In 1947, the Russian scientist Nikolai Lazarev coined the word ‘adaptogen’. Known for thousands of years in Ayurveda as the rasayans and in Chinese medicine as the superior herbs, Lazarev described adaptogens as a material that increased nonspecific resistance of an organism to an adverse influence. This definition seems a little vague to me, and it is, many herbs exhibit this behavior. Modern herbalists describe adaptogenic herbs as “plants with properties that exert a normalizing influence on the body, neither over-stimulating nor inhibiting normal body function, but rather exerting a generalized tonifying effect.” I love The Great Kosmic Kitchen and they do a wonderful job describing adaptogens saying, “Adaptogens (sometimes called tonics) are plants that help build up the body and bring it back to homeostasis. Those who use adaptogens over a few months time notice improved immune function, the capacity to deal with everyday stressors, and improvement to overall wellness.” Adaptogens are truly magical little plant beings!
Which plants are adaptogens you may ask? You are probably familiar with ginseng, which is one of the most common adaptogens. Others include: tulsi, astragalus, eleuthero, rhodiola, ashwagandha, reishi mushroom, among many, many more. I’m going to share a little more about two of my favorite adaptogens, tulsi and astragalus, and how to incorporate them into your daily life.

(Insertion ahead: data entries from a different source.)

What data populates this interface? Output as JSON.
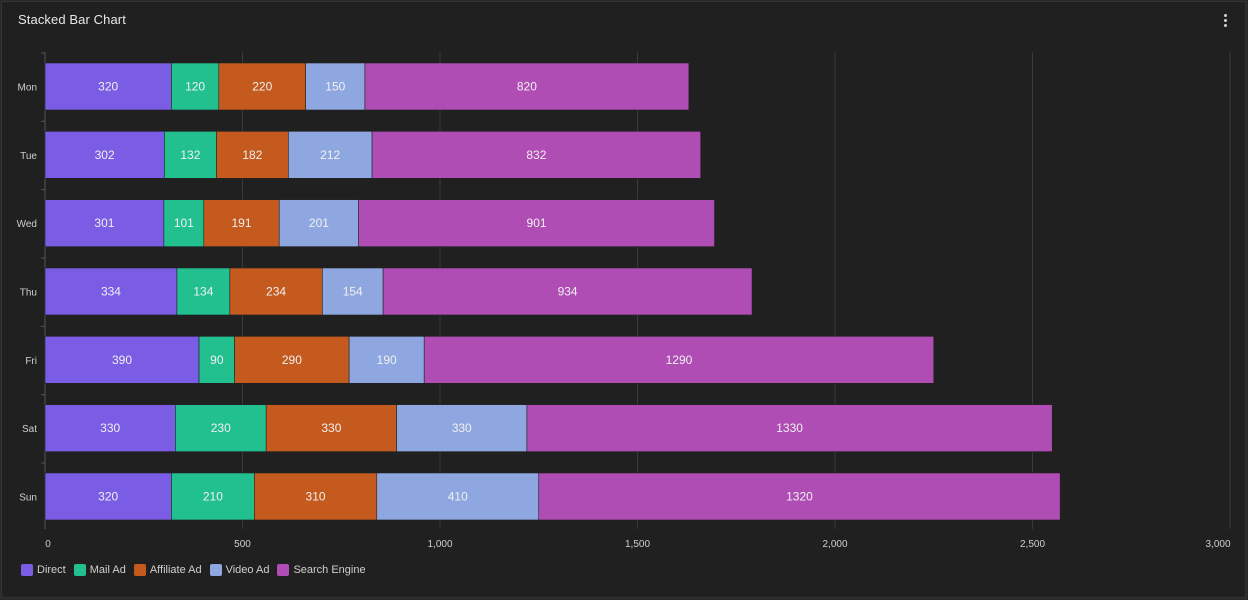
{
  "card": {
    "title": "Stacked Bar Chart"
  },
  "icons": {
    "menu": "vertical-dots-icon"
  },
  "chart_data": {
    "type": "bar",
    "orientation": "horizontal",
    "stacked": true,
    "title": "Stacked Bar Chart",
    "categories": [
      "Mon",
      "Tue",
      "Wed",
      "Thu",
      "Fri",
      "Sat",
      "Sun"
    ],
    "series": [
      {
        "name": "Direct",
        "color": "#7b5ce5",
        "values": [
          320,
          302,
          301,
          334,
          390,
          330,
          320
        ]
      },
      {
        "name": "Mail Ad",
        "color": "#22c08f",
        "values": [
          120,
          132,
          101,
          134,
          90,
          230,
          210
        ]
      },
      {
        "name": "Affiliate Ad",
        "color": "#c55a1f",
        "values": [
          220,
          182,
          191,
          234,
          290,
          330,
          310
        ]
      },
      {
        "name": "Video Ad",
        "color": "#8fa7e0",
        "values": [
          150,
          212,
          201,
          154,
          190,
          330,
          410
        ]
      },
      {
        "name": "Search Engine",
        "color": "#b04db5",
        "values": [
          820,
          832,
          901,
          934,
          1290,
          1330,
          1320
        ]
      }
    ],
    "xlim": [
      0,
      3000
    ],
    "x_ticks": [
      0,
      500,
      1000,
      1500,
      2000,
      2500,
      3000
    ],
    "x_tick_labels": [
      "0",
      "500",
      "1,000",
      "1,500",
      "2,000",
      "2,500",
      "3,000"
    ],
    "grid": true,
    "legend_position": "bottom-left",
    "data_labels": true
  }
}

Astragalus is an incredible root that has been used for centuries in Chinese medicine. This plant is perfect for boosting our immune systems. Astragalus is commonly used in broths and soups. The first time I used astragalus, I was afraid the flavor would be too intense, but it is quite mellow and indistinguishable. My favorite way to use this lovely herb, is to make an astragalus broth that I then cook some rice in! Here’s the rundown:
- First and foremost, always try to soak your rice before cooking it. It is extremely easy to do as long as you remember to do it ahead of time. The Nourishing Cook has a great article on soaking brown rice.
- To make the astragalus broth, you can use a base of water, bone, or vegetable broth. Combine 3 ½ cups of whichever liquid you choose, along with 2 tablespoons of dried astragalus root, 1 head of peeled fresh garlic cloves, and some good sea salt. Simmer this covered for two hours.
- Then, all you have to do is use the broth in a normal 2 to 1 rice ratio. That is it! Delicious, medicinal, immune-boosting food.
Tulsi, aka Holy Basil:
Tulsi, also known as holy basil, is another amazing herb that has been around for centuries. This herb is native to India and used in Ayurvedic medicine. “Daily consumption of tulsi is said to prevent disease, promote general health, wellbeing and longevity and assist in dealing with the stresses of daily life.”
I have two favorite ways to use Tulsi. I buy it in bulk and either use it as a tea or add it to a vinaigrette I make from scratch. If you have never tried Tulsi tea, you must! It is so nourishing, every time I drink a cup, I feel cleansed and calm. It is my favorite.